It's happened. Black Friday weekend, stretching into Cyber Monday, has been and gone and we're all still here to tell the tale.
Amid some seriously good value deals, and some less good value deals (check Camel Camel Camel before you buy), there have been a lot of petrified retailers in the last week or so.
That's because Black Friday can be as damaging as a DDoS attack if you're not prepared for it: around 23 million UK consumers were planning to hit the shops in person or online this weekend to find the best deals. If the traffic is too much for your servers to cope with, your site may well crash as a result.
Nobody wants that. It leads to plenty of frustrated shoppers angrily hitting the refresh button on their mobile or desktop. But the longer reputational damage is worse -- why would people come back if your site doesn't work?
If you weren't quite prepared for this year's Black Friday sales, luckily we have some tips so you'll be better equipped next year.
Get started early
And we mean early. The Entertainer's IT director, Sue Dorkin, met with her infrastructure providers in March 2013 to plan for peak traffic throughout 2014. That involved evaluating the website's infrastructure for weak spots and working to strengthen them by running thousands of fake customer journeys through the live site, till the website was straining under the load.
"Don't test in a test environment that doesn't emulate your live environment because it will never give you the same answer," she said at the time.
Spin up extra servers to cope with demand
Depending on whether you have a flexible cloud provider or not, you can mitigate the extra demand by scheduling more servers in advance. Of course, it's expensive to run these all the time, so ideally you want to be able to provision these servers while looking at a map of this year's busiest times, and plan accordingly. You'll need a provider who's capable and scaling your infrastructure up and down as necessary, though.
Javvad Malik, security advocate at cyber attack expert AlienVault, said: "Having 10,000 legitimate customers hitting a website will have a similar impact as a DDoS attack, except the customers are genuine. Therefore, similar measures can help prepare for the onslaught of traffic. These can include spinning up extra cloud instances or temporarily upgrading the infrastructure to deal with the larger volumes."
Don't forget Point of Sale systems
While you strengthen your website, don't forget about your physical store security. By nature, PoS devices are easier to target simply because they are in a physical location, making it easy for a good hacker to install malware.

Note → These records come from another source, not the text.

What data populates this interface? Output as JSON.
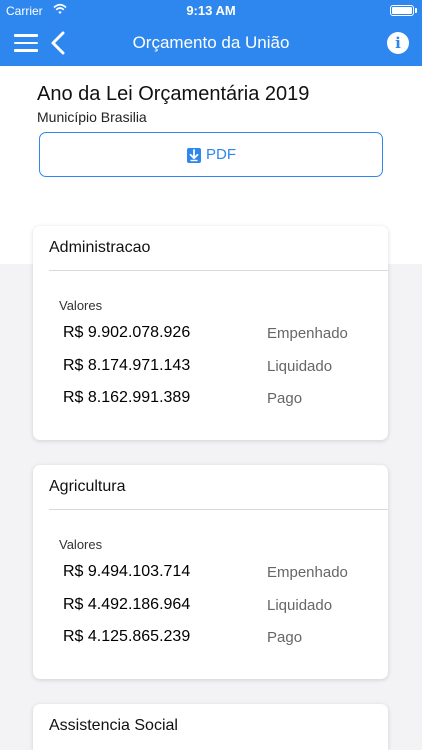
{
  "status_bar": {
    "carrier": "Carrier",
    "time": "9:13 AM"
  },
  "nav": {
    "title": "Orçamento da União",
    "info_label": "i"
  },
  "header": {
    "title": "Ano da Lei Orçamentária 2019",
    "municipio": "Município Brasilia",
    "pdf_label": "PDF"
  },
  "cards": [
    {
      "title": "Administracao",
      "valores_label": "Valores",
      "rows": [
        {
          "amount": "R$ 9.902.078.926",
          "kind": "Empenhado"
        },
        {
          "amount": "R$ 8.174.971.143",
          "kind": "Liquidado"
        },
        {
          "amount": "R$ 8.162.991.389",
          "kind": "Pago"
        }
      ]
    },
    {
      "title": "Agricultura",
      "valores_label": "Valores",
      "rows": [
        {
          "amount": "R$ 9.494.103.714",
          "kind": "Empenhado"
        },
        {
          "amount": "R$ 4.492.186.964",
          "kind": "Liquidado"
        },
        {
          "amount": "R$ 4.125.865.239",
          "kind": "Pago"
        }
      ]
    },
    {
      "title": "Assistencia Social"
    }
  ],
  "colors": {
    "accent": "#2e87ef",
    "background": "#f3f3f5"
  }
}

"The malware used to target PoS devices scrapes the details of every card that passes through the payment machine and can even record PIN numbers," warned Matt Aldridge, solutions architect at Webroot. "Ahead of Black Friday retailers need to run regular virus checks, make sure the PoS software is up to date and ensure the devices are not left unattended to minimise the chance of being successfully targeted."
Phishing campaigns
Don't forget that your staff want to go shopping too. Just like your customers, they will be keeping their eyes open for good deals, and this means they become easy targets for phishing emails designed to use them as a gateway to your corporate systems.
Business telephony firm Beaming's MD, Sonia Blizzard, said: "Clicking on one erroneous link can expose a business, its entire network and everyone they trade with to greater risk of data theft and computer viruses, the bills for which can be enormous.
"Employers can use Black Friday and Cyber Monday as an opportunity to educate their people. They should have honest conversations about cybersecurity, encourage people to speak up if there is any possibility of a breach and create goodwill by allowing staff to shop online during breaks, something we recommend is done away from their desks."